Train an RF regressor¶

In the following exercises you'll predict bike rental demand in the Capital Bikeshare program in Washington, D.C using historical weather data from the Bike Sharing Demand dataset available through Kaggle. For this purpose, you will be using the random forests algorithm. As a first step, you'll define a random forests regressor and fit it to the training set.

Preprocess

In [10]:

bike = pd.read_csv('./dataset/bikes.csv')
bike.head()

Out[10]:

	hr	temp	hum	windspeed	cnt	instant	mnth	yr	Clear to partly cloudy
0	0	0.76	0.66	0.0000	149	13004	7	1	1
1	1	0.74	0.70	0.1343	93	13005	7	1	1
2	2	0.72	0.74	0.0896	90	13006	7	1	1
3	3	0.72	0.84	0.1343	33	13007	7	1	1
4	4	0.70	0.79	0.1940	4	13008	7	1	1

In [11]:

X = bike.drop('cnt', axis='columns')
y = bike['cnt']

In [12]:

X_train, X_test, y_train, y_test = train_test_split(X, y, test_size=0.2, random_state=2)

In [13]:

from sklearn.ensemble import RandomForestRegressor

# Instantiate rf
rf = RandomForestRegressor(n_estimators=25, random_state=2)

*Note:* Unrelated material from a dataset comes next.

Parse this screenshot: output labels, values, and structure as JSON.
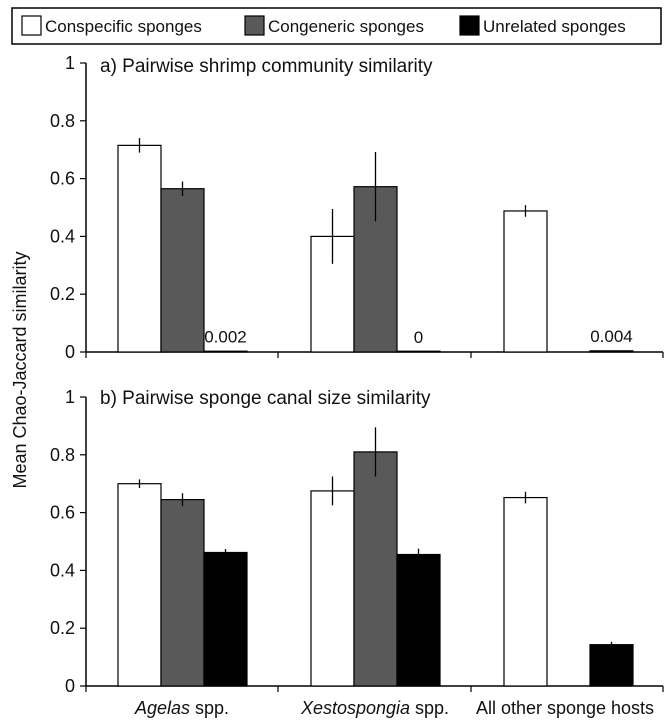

# Fit rf to the training set
rf.fit(X_train, y_train)

Out[13]:

RandomForestRegressor(bootstrap=True, ccp_alpha=0.0, criterion='mse',
                      max_depth=None, max_features='auto', max_leaf_nodes=None,
                      max_samples=None, min_impurity_decrease=0.0,
                      min_impurity_split=None, min_samples_leaf=1,
                      min_samples_split=2, min_weight_fraction_leaf=0.0,
                      n_estimators=25, n_jobs=None, oob_score=False,
                      random_state=2, verbose=0, warm_start=False)

Evaluate the RF regressor¶

You'll now evaluate the test set RMSE of the random forests regressor rf that you trained in the previous exercise.

In [14]:

from sklearn.metrics import mean_squared_error as MSE

# Predict the test set labels
y_pred = rf.predict(X_test)

# Evaluate the test set RMSE
rmse_test = MSE(y_test, y_pred) ** 0.5

# Print rmse_test
print('Test set RMSE of rf: {:.2f}'.format(rmse_test))

Test set RMSE of rf: 54.49

Visualizing features importances¶

In this exercise, you'll determine which features were the most predictive according to the random forests regressor rf that you trained in a previous exercise.

For this purpose, you'll draw a horizontal barplot of the feature importance as assessed by rf. Fortunately, this can be done easily thanks to plotting capabilities of pandas.

In [15]:

# Create a pd.Series of features importances
importances = pd.Series(data=rf.feature_importances_, index=X_train.columns)

# Sort importances
importances_sorted = importances.sort_values()

# Draw a horizontal barplot of importances_sorted
importances_sorted.plot(kind='barh', color='lightgreen')
plt.title('Features Importances')
plt.savefig('../images/feature_importances.png')

Apparently, hr and workingday are the most important features according to rf. The importances of these two features add up to more than 90%!